Making these courses a mandatory requirement for every student at the university would go a long way in dissecting the facets of the Western belief system that generate such notions of gender according to both Stetz and Hattery.  

Because, in its current state, the deconstruction of these notions of gender is not reaching the mass student population at the university, and these courses in the Women and Gender Studies Department can be missed altogether throughout the whole of undergraduate study. 

“There is a multicultural requirement, and women and gender studies courses count for the multicultural requirement; but there are many ways to fulfill the multicultural requirement that don’t necessarily introduce these topics,” Stetz said.  

Hattery, who teaches a class called “Women and Violence” at the university, iterated a similar point. 

“I can’t tell you how many students write in their students evaluations ‘this class should be required for every student.’”  

In these courses, “[the students] think about things, and think about perspectives, about intersectional feminism, about a lot of things that they were never hearing in other classes in high school and, in some cases, even in classes at the university,” Stetz said. 
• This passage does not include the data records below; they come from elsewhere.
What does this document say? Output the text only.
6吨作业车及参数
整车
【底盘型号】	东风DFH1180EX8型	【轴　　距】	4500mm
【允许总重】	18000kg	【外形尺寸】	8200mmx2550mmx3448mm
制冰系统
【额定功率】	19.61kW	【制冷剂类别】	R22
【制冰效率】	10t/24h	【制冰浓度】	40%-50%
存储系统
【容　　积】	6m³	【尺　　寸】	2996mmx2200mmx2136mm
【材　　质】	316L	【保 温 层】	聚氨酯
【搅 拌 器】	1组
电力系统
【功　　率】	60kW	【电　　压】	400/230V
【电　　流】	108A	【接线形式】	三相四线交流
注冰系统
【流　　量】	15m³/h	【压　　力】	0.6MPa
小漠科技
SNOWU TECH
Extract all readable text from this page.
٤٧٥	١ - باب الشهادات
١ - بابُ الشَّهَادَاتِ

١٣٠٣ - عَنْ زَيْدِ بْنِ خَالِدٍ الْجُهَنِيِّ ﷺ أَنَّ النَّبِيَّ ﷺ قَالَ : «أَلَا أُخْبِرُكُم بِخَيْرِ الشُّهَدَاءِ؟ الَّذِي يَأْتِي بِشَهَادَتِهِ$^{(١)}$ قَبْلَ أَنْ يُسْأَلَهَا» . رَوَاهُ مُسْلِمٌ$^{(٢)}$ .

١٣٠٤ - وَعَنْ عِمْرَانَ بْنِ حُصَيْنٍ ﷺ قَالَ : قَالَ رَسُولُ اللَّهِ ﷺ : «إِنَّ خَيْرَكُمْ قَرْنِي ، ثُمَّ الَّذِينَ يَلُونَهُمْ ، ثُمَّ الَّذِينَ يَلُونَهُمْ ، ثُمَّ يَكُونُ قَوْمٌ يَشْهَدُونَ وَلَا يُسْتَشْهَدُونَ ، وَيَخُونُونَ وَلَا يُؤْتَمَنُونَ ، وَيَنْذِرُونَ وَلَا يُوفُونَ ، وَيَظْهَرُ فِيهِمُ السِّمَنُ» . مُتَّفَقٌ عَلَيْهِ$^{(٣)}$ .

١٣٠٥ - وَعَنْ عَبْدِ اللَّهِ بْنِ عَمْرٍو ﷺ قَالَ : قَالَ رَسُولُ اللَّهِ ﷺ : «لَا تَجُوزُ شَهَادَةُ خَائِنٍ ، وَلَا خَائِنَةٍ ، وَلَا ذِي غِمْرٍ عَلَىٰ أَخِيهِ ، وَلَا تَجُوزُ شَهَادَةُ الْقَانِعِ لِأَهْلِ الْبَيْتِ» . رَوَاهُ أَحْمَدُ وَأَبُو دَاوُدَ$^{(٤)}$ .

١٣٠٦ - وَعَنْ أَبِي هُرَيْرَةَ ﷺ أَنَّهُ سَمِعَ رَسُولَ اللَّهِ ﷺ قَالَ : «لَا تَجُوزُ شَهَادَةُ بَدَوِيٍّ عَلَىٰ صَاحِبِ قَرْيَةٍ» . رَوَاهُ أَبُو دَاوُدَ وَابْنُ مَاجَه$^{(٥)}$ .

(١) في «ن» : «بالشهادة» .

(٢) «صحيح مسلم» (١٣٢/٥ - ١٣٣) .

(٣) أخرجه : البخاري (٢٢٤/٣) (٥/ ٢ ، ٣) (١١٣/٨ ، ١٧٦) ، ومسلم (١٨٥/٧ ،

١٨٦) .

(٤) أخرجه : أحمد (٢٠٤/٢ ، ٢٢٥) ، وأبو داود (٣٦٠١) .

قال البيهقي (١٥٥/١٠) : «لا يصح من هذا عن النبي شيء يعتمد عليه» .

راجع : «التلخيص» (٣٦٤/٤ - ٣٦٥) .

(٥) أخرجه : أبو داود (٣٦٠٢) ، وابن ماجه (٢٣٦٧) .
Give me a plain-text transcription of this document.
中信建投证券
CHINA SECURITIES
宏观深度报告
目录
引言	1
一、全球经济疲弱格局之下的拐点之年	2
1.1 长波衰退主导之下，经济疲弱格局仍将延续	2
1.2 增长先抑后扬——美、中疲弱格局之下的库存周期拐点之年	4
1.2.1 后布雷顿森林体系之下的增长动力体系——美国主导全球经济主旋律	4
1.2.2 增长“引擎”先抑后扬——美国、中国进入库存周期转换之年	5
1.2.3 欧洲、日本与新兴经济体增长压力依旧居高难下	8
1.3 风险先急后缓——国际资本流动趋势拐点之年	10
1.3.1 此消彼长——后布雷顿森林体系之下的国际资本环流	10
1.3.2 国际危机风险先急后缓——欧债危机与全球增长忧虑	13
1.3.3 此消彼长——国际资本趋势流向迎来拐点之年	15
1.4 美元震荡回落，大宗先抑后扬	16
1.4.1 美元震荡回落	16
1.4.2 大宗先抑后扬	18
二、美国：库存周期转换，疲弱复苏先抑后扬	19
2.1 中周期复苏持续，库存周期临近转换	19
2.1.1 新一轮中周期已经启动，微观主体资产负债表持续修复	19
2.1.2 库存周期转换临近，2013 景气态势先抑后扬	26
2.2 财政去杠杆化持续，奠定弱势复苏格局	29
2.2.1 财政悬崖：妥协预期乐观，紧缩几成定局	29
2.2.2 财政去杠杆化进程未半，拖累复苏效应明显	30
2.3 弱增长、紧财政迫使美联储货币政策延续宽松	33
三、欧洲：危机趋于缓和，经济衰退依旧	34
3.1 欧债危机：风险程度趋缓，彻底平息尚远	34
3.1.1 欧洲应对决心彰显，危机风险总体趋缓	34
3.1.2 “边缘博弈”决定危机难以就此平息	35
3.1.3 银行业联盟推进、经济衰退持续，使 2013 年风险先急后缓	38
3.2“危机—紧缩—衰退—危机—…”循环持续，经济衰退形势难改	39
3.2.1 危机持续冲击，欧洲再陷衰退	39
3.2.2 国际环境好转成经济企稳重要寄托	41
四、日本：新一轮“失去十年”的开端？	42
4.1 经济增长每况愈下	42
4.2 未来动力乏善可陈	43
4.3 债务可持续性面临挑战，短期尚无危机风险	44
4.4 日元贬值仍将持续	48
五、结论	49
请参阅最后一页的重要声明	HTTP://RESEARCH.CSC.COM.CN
Based on the evaluations, students who take women and gender studies courses at the university are greatly affected by the material covered in these courses.  

“I think it says they learned what they needed, what they wish they had learned and what they felt like everybody needed to know,” Hattery said.  

On the topic of instituting these mandated women and gender studies courses, Hattery spoke about the role the Center for the Study and Prevention of Gender-Based Violence plays in attempting to make this addition to the university’s curriculum. 

“The Center is doing work to try to make a much more substantive requirement,” Hattery said. “So, we’re starting with the hopes of having a one-credit course, that would be multiple weeks, added to the curriculum.” 

The Women and Gender Studies Department’s desire for curricular amendment creates momentum towards the fruition of those amendments. 

 “But adding things to the curriculum, that has to go through a whole process,” Hattery said. 

“We’re trying,” Hattery continued. “I can’t speak for what might be happening on the other direction, but I know that we haven’t been asked ‘could you ramp up and teach?’ but, in fairness, that’s probably going to have to come from the faculty, like the faculty are gonna have to demand that.” 

Hattery emphasized the work and advocacy being done in conjunction between the university’s administration and the Women and Gender Studies Department, but Hattery also encouraged the involvement of another integral part of campus culture: the student body. 

“To have students say, ‘We want this class something like this needs to happen,’ helps,” Hattery said.  

According to the accounts of both Stetz and Hattery, the university administration, following the mass criticism and demands from protestors in the wake of the assault, have shown a commitment to reaching out to expert faculty and the student body, and also listening to the suggestions the two parties have on how to respond to incidents of gender-based violence.  

“Everywhere there are more systems in place than there ever was before; there is more awareness than there ever was before, whether there is enough anywhere is really up to question,” Stetz said.   

Based on the response and subsequent actions taken by the university’s administration in the wake of the alleged assault, Stetz argues the awareness, responsiveness, and willingness to change on an institutional level in response to gender-based violence are on an upward trend.  

“There’s definitely shifts happening right this moment; and there’s a period of comment that’s allowed now where anyone can comment on these new proposals before they become official guidelines, ” Stetz said about the trajectory of gender-based violence awareness and prevention.  

Both Stetz and Hattery are in agreement that there is a need to not only address issues that result from a climate rooted in misogyny, but also the cause of the climate itself.   

According to Stetz and Hattery, this change can be orchestrated through continued educational and awareness initiatives. 

“We can’t make up for a whole 18 or 19 years of socialization,” Stetz said. “But we can at least try.”